Le 5 février 2019, Christophe Castaner, alors ministre de l’Intérieur, rappelait que depuis le 17 novembre 2018, en moins de trois mois donc, il y avait eu en France « plus de 35 000 manifestations ». Près de 400 manifestations par jour (!) dans l’Hexagone et les territoires d’outre-mer où partout les mobilisations sociales se seront multipliées à un rythme jusque-là inconnu et que seul aura pu interrompre l’état d’urgence sanitaire mis en place dans le cadre de la lutte contre le Covid 19.

Est souvent suggéré que les forces de police auraient « perdu la bataille » lors de l’acte III des manifestations de Gilets jaunes sur les Champs-Élysées. On peut constater au contraire que le 1er décembre, les personnes aux commandes des forces de l’ordre auront fait basculer la manifestation en « guérilla urbaine ». Est ainsi rapporté que les manifestants auront été « nassés » sans sortie possible sur la place de l’Étoile et qu’ils y auront pendant de longues heures goûté aux lacrymos et aux grenades de la police. Une partie d’entre eux aura donc fini par pénétrer dans l’Arc de triomphe, qui n’était étonnamment pas protégé, sous l’œil des caméras de TF1 et de LCI présentes sur place pour filmer « comment des pilleurs et des casseurs ont pu saccager l’intérieur du monument. »

« Les coupables de ces violences ne veulent pas de changement, ne veulent aucune amélioration, ils veulent le chaos. »
— Emmanuel Macron, 1er décembre 2018

Les revendications des milliers de Français mobilisés contre la politique gouvernementale s’effaçaient ainsi au profit du récit de la violence des manifestants et le samedi suivant, 8 décembre, une répression policière des plus brutales pouvait alors se déployer. Les évolutions tactiques mises en place lors de cet acte IV des Gilets jaunes ainsi que l’arsenal législatif très répressif utilisé sont désormais la référence des opérations de maintien de l’ordre. Le niveau de répression s’est en effet maintenu durant les manifestations suivantes au profit d’une modification de la doctrine d’emploi de la police : il ne s’agit plus de garantir un droit constitutionnel – assurer le bon déroulement des manifestations et la sécurité des manifestants – mais de réprimer ces derniers.

« Allez-y franchement, n’hésitez pas à percuter. Ça fera réfléchir les suivants. »
Consigne donnée aux CRS.

Anticipant les mobilisations sociales, empêchées durant la crise du Covid mais qui déjà s’annonçaient, en novembre 2020 et donc en pleine crise sanitaire, le gouvernement décidait de mettre à l’ordre du jour une proposition de loi sur la « sécurité globale ». Elle a été adoptée le 15 avril dernier, devenue au cours de la navette parlementaire et dans ce qui semble être un clin d’oeil à Georges Orwell la proposition de loi nº 599 « pour une sécurité globale préservant les libertés ». En plus de l’évolution très répressive de la doctrine d’emploi de la police, la nouvelle loi sécuritaire est ainsi venue renforcer un appareil d’État de plus en plus liberticide et dont certains, y compris à l’étranger, dénoncent les dérives autoritaires.
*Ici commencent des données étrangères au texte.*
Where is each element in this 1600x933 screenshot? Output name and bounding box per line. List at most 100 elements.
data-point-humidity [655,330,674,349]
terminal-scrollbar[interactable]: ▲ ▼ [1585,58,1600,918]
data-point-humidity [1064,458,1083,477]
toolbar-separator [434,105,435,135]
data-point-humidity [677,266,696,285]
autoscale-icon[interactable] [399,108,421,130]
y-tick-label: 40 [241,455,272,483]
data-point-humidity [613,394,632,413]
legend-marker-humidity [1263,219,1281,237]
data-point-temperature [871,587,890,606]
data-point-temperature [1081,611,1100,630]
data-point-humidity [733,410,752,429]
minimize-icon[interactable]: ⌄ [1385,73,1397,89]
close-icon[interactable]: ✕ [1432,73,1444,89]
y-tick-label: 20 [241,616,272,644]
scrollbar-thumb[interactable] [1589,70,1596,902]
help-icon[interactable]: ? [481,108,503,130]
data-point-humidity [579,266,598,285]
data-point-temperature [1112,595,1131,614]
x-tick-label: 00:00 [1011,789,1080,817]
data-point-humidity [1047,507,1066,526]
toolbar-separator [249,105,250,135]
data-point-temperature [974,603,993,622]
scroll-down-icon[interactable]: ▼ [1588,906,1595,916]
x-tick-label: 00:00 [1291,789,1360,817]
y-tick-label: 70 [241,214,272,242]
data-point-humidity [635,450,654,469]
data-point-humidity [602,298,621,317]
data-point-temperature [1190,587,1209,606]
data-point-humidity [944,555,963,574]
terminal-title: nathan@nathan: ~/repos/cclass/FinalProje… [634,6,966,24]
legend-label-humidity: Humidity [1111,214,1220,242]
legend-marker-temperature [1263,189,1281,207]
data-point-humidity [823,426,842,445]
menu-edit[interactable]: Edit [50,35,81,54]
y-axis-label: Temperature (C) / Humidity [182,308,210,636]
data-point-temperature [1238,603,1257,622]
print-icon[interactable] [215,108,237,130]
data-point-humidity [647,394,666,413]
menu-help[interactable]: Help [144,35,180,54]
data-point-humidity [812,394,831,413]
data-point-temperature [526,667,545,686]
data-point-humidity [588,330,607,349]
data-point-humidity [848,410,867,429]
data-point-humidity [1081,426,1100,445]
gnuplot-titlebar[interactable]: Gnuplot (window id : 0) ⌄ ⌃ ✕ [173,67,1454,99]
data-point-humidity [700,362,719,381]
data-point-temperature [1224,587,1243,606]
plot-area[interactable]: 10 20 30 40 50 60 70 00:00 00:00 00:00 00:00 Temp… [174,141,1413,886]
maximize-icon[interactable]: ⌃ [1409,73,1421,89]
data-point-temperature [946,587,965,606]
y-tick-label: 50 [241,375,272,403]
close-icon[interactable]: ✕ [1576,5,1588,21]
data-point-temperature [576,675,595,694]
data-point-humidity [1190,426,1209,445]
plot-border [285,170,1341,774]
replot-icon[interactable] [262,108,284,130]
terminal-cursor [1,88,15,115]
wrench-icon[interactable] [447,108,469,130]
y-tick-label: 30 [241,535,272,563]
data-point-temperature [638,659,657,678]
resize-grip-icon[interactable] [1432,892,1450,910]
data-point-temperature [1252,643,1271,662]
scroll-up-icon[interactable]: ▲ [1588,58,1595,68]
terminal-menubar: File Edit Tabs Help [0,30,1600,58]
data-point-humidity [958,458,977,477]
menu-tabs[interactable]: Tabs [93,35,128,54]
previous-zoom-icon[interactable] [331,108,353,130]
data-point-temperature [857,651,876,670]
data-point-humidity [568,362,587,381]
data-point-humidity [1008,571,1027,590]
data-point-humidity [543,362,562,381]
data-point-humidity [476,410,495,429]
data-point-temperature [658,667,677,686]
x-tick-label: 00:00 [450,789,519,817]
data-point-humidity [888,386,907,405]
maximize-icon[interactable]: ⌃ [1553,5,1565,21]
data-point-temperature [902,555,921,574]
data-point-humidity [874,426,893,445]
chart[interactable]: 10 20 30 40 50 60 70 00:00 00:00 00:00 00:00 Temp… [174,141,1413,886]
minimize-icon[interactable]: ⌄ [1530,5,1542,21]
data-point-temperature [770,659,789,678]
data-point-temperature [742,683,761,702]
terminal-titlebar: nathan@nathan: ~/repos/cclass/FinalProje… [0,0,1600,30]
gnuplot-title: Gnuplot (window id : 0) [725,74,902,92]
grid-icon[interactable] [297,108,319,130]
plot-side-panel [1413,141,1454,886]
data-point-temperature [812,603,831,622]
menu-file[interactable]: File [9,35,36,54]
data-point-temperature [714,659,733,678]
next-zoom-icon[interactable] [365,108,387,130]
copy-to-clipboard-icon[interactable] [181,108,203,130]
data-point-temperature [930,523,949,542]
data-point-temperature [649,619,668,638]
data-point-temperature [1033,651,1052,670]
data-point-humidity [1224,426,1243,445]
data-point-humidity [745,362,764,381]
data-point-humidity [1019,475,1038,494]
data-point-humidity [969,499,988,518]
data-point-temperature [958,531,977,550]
L’appareil policier s’inspire de plus en plus de la doctrine militaire, où, comme le rappelait le préfet Lallement, deux « camps » s’affrontent et où la communication et la « gestion des perceptions » est un enjeu central du contrôle des populations : de l’« approche globale », cette doctrine qui promeut également la bonne intégration et la mise en synergie de l’armée, de la police et de « la composante civile ».

La nouvelle loi votée signale aussi la victoire idéologique d’un paradigme sécuritaire, la « sécurité globale », promue depuis la fin du siècle dernier par les marchands d’armes et de sécurité : « technologisation » et généralisation de la surveillance, mise en œuvre d’un « continuum de sécurité » regroupant y compris les acteurs privés travaillant depuis des années au développement de ces nouveaux marchés.